Merton is a masterful writer as well as spiritual guide, Kramer said. "He can write like turning on a water valve. He turns it on and it just runs." Because by the early ?60s Merton was conscious that his writings would be widely read, Kramer said, the journal is both a record of "a soul in process" and a spiritual resource for others.
"That's why he remains of value, why there's so much interest in him," he continued. Merton's humor, his "brutal honesty" about the vagaries of monastic life, invite the reader to join in his spiritual journey. "He writes what people understand and relates to their living in this modern era."
It took five years for Kramer to finish editing Merton's 1960-63 journal while still teaching. A founding member of the International Thomas Merton Society and editor of The Merton Journal, the 57-year-old professor is also author of Thomas Merton: Monk and Artist and co-author with his wife, Dewey, of a history of the Trappist Monastery of the Holy Spirit in Conyers.
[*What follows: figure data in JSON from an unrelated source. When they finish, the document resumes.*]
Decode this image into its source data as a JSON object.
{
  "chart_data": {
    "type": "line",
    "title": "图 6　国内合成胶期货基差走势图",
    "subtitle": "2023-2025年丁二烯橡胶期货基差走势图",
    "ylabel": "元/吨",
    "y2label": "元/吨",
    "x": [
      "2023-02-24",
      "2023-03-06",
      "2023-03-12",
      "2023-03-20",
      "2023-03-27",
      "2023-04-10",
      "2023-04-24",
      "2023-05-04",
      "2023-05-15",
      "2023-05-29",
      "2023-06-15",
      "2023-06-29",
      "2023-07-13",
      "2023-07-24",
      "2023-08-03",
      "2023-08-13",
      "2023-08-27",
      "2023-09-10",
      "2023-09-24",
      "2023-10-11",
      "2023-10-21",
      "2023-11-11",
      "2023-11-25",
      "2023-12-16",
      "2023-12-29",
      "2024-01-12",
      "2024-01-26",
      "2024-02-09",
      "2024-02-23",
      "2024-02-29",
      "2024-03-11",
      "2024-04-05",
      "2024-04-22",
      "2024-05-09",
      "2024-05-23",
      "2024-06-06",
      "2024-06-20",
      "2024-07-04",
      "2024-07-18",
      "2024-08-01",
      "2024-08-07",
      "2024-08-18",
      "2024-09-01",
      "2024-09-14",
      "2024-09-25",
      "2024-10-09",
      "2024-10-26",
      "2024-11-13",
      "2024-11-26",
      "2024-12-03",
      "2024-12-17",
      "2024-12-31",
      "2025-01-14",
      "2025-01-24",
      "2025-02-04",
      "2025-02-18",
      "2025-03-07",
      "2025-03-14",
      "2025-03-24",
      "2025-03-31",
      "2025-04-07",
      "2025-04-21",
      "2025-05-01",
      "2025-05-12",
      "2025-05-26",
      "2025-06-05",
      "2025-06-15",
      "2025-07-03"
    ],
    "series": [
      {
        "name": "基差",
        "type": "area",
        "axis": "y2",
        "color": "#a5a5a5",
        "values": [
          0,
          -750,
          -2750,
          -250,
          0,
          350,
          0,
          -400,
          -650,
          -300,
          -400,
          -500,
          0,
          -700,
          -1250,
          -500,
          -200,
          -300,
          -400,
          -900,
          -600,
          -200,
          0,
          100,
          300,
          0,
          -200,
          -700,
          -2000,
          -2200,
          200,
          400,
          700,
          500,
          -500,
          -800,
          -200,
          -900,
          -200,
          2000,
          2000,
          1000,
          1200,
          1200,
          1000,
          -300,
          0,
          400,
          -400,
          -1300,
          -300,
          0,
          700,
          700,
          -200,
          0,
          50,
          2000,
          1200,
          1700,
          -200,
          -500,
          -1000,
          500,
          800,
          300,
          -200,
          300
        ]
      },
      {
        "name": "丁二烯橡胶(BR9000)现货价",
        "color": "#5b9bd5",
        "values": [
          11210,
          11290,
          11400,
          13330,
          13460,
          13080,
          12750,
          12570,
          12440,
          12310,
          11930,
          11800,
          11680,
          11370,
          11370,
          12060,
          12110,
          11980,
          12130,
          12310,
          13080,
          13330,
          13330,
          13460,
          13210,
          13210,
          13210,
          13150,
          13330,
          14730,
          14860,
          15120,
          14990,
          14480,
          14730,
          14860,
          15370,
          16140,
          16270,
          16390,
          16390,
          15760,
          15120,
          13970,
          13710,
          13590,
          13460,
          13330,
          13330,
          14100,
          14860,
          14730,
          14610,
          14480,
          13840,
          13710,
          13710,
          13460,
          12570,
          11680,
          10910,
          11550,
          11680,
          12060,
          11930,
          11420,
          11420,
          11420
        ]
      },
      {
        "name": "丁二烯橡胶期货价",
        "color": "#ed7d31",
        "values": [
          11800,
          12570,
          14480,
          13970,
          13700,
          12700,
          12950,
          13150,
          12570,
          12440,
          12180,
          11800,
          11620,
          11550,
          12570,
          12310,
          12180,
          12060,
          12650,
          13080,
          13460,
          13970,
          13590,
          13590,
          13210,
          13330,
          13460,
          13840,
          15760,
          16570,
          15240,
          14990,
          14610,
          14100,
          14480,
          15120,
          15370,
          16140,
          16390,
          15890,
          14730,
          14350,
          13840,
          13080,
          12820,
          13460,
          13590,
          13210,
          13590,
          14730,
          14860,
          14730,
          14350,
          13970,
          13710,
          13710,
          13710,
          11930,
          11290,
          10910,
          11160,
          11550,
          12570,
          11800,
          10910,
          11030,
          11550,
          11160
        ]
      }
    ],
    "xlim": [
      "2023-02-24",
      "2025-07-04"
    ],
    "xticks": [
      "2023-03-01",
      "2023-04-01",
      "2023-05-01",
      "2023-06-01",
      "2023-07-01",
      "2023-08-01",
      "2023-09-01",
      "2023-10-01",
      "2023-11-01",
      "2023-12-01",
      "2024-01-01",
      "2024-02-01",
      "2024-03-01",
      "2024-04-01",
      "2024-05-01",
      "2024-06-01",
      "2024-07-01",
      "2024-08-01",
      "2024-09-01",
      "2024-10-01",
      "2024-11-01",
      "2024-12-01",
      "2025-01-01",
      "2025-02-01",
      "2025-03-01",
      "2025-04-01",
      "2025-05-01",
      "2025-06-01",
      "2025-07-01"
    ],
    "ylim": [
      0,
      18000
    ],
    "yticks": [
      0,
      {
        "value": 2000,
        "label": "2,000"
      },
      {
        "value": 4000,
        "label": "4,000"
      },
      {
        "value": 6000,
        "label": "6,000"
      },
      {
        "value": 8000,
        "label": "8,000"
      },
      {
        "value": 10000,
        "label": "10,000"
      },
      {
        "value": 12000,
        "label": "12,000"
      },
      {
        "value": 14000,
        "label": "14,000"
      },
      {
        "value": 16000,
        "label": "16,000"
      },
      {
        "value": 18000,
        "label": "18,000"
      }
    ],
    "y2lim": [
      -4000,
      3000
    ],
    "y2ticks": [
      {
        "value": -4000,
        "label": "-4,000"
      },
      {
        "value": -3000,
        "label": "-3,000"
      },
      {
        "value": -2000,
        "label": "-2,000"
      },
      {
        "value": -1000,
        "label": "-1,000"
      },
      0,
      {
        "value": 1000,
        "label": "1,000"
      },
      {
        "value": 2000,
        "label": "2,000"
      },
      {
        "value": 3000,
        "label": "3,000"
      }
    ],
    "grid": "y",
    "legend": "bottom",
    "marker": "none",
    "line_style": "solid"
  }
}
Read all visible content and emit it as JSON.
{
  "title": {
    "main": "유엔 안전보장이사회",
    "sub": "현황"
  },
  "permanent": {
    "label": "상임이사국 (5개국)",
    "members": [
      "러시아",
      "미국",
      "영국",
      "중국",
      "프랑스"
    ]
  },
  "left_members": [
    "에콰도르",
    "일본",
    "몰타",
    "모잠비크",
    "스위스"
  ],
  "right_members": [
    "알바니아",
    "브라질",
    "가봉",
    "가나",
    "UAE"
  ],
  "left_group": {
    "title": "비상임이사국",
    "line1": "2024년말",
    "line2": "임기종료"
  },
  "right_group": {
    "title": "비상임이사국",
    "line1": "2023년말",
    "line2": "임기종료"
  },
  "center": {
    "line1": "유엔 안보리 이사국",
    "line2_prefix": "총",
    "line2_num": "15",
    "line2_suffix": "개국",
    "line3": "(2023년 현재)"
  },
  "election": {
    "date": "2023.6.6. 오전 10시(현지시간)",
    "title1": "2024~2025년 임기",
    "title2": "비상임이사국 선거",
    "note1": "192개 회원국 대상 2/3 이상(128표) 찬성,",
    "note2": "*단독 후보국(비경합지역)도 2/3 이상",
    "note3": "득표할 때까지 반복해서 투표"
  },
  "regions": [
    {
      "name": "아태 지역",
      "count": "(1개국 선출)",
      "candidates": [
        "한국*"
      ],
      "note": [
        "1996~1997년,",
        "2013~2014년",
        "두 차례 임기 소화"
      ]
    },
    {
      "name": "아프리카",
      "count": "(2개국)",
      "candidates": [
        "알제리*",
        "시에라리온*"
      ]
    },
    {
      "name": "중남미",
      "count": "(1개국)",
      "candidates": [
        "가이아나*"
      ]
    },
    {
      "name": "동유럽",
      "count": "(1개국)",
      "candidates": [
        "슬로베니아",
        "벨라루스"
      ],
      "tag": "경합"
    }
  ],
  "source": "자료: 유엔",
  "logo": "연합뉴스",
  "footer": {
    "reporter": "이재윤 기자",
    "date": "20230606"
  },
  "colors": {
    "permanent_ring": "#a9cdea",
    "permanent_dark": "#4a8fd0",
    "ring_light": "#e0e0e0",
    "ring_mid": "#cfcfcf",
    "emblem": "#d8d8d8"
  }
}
A recent recipient of a Fulbright award, Kramer will spend the first half of 1997 at the University of Heidelberg in Germany, where he will teach three courses, including a class on Merton's journals. He returns to Georgia State, where he has taught for 27 years, next fall.
Turning Toward the World represents "a lot of labor and hunting, translation and speculation," said Kramer, and he is pleased to be part of a larger project that contributes to the store of Merton literature.
If editing the latest volume of Merton's journals will "help people to read Merton," said Kramer, he'll consider his efforts successful.
TURNING TOWARD THE WORLD: The Journals of Thomas Merton, Volume Four 1960-1963, edited by Victor A. Kramer, HarperCollins, 352 pp, plus index, $30, hardback.